23歳になる直前は日本にイスラエル・パレスチナ人を招致して、個人が動くことで社会が変わるんだって確信を持って、その後は新聞やテレビやラジオに出演したり、某学会に招かれて九州まで講演しに行ったりして、人に伝える意義を感じて、23歳になるとルーマニアに行って挫折して、でもそこから帰国してすぐに某NGOに招かれてアメリカに行っていた。
 
常に自分が前進している実感があって、その先の未来を信じていた。いつも何かを感じて、何かを学んでいた。
 
 
23歳の一年間は映画を作ったりはしていたけれども、とくに何かをしていたわけではなかった。小さくもがいては、小さく挫折して、という繰り返しだった。ルーマニアで挫折してからは、自分はもう元に戻れないんじゃないかという恐怖があって、それが今も毎日続いている。

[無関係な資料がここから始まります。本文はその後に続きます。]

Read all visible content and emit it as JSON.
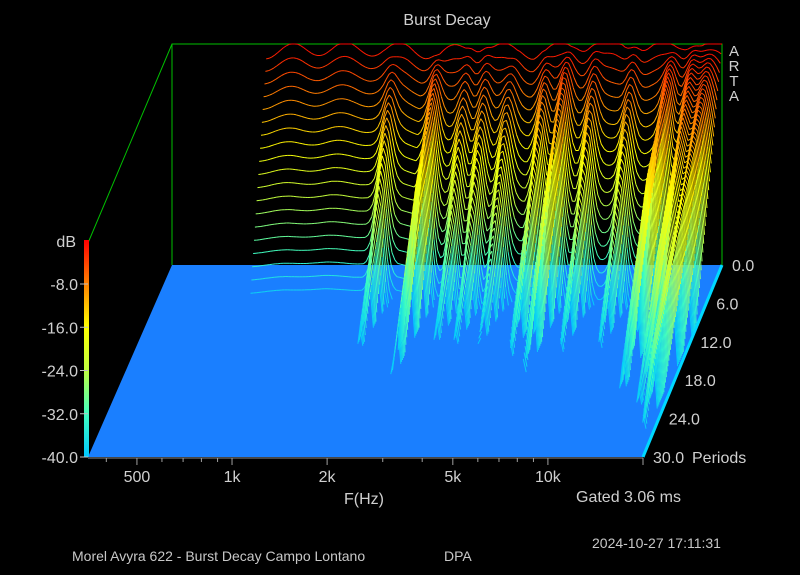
{
  "chart_data": {
    "type": "area",
    "title": "Burst Decay",
    "xlabel": "F(Hz)",
    "zlabel": "dB",
    "ylabel": "Periods",
    "x_ticks": [
      {
        "label": "500",
        "hz": 500
      },
      {
        "label": "1k",
        "hz": 1000
      },
      {
        "label": "2k",
        "hz": 2000
      },
      {
        "label": "5k",
        "hz": 5000
      },
      {
        "label": "10k",
        "hz": 10000
      }
    ],
    "z_ticks": [
      "-8.0",
      "-16.0",
      "-24.0",
      "-32.0",
      "-40.0"
    ],
    "z_range": [
      -40,
      0
    ],
    "y_ticks": [
      "0.0",
      "6.0",
      "12.0",
      "18.0",
      "24.0",
      "30.0"
    ],
    "y_range": [
      0,
      30
    ],
    "x_range_hz": [
      350,
      20000
    ],
    "log_x": true,
    "colormap": [
      "#00c8ff",
      "#40ffc0",
      "#c0ff40",
      "#ffff00",
      "#ff8000",
      "#ff0000"
    ],
    "floor_color": "#1a7fff",
    "frame_color": "#00c000",
    "front_profile": {
      "hz": [
        700,
        900,
        1200,
        1500,
        2000,
        2500,
        3000,
        3500,
        4000,
        5000,
        6000,
        7000,
        8000,
        10000,
        12000,
        14000,
        16000,
        18000,
        20000
      ],
      "db": [
        -1.5,
        -1.0,
        -0.8,
        -1.0,
        -0.9,
        -2.0,
        -0.8,
        -0.5,
        -1.0,
        -1.6,
        -0.8,
        -0.3,
        0.0,
        -0.6,
        -0.4,
        -0.8,
        -0.5,
        0.0,
        -1.0
      ]
    },
    "decay_peaks": [
      {
        "hz": 1800,
        "db": -20,
        "periods": 6
      },
      {
        "hz": 2500,
        "db": -14,
        "periods": 8
      },
      {
        "hz": 3100,
        "db": -22,
        "periods": 6
      },
      {
        "hz": 3600,
        "db": -24,
        "periods": 7
      },
      {
        "hz": 4300,
        "db": -30,
        "periods": 9
      },
      {
        "hz": 5600,
        "db": -16,
        "periods": 6
      },
      {
        "hz": 6500,
        "db": -12,
        "periods": 7
      },
      {
        "hz": 8000,
        "db": -18,
        "periods": 6
      },
      {
        "hz": 10500,
        "db": -22,
        "periods": 7
      },
      {
        "hz": 14000,
        "db": -12,
        "periods": 10
      },
      {
        "hz": 16500,
        "db": -20,
        "periods": 14
      },
      {
        "hz": 18500,
        "db": -28,
        "periods": 22
      }
    ]
  },
  "brand": [
    "A",
    "R",
    "T",
    "A"
  ],
  "gated_label": "Gated 3.06 ms",
  "footer": {
    "description": "Morel Avyra 622 - Burst Decay Campo Lontano",
    "tag": "DPA",
    "timestamp": "2024-10-27  17:11:31"
  }
}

焦らない、なんて言ったら嘘になる。暗いトンネルの向こうに光がないのだとしたら、と考えるだけで絶望が襲う。
 
 
 
 
こう書きながら、自分はなんてちっぽけなんだろうと改めて思った。
二年前は自分が社会を変えていくような錯覚を見ていただけじゃないかと。調子に乗って自分の能力を過信していただけじゃないかと。運がよかっただけなんだ。
見えている世界が狭いというのはきっと幸せなんだ。じゃあ、その狭い世界に閉じこもっていたかったのかと言えば、それは違う。
 
 
「もがいた分だけ、人は成長できるんだ。」
と、ある人が僕に言ってくれた。
挫折を知っていることは、本当に強いことなのか。全てがこのまま消えてしまいそうで、怖い。
地に足をつけて生きるってどういうことなんだろう。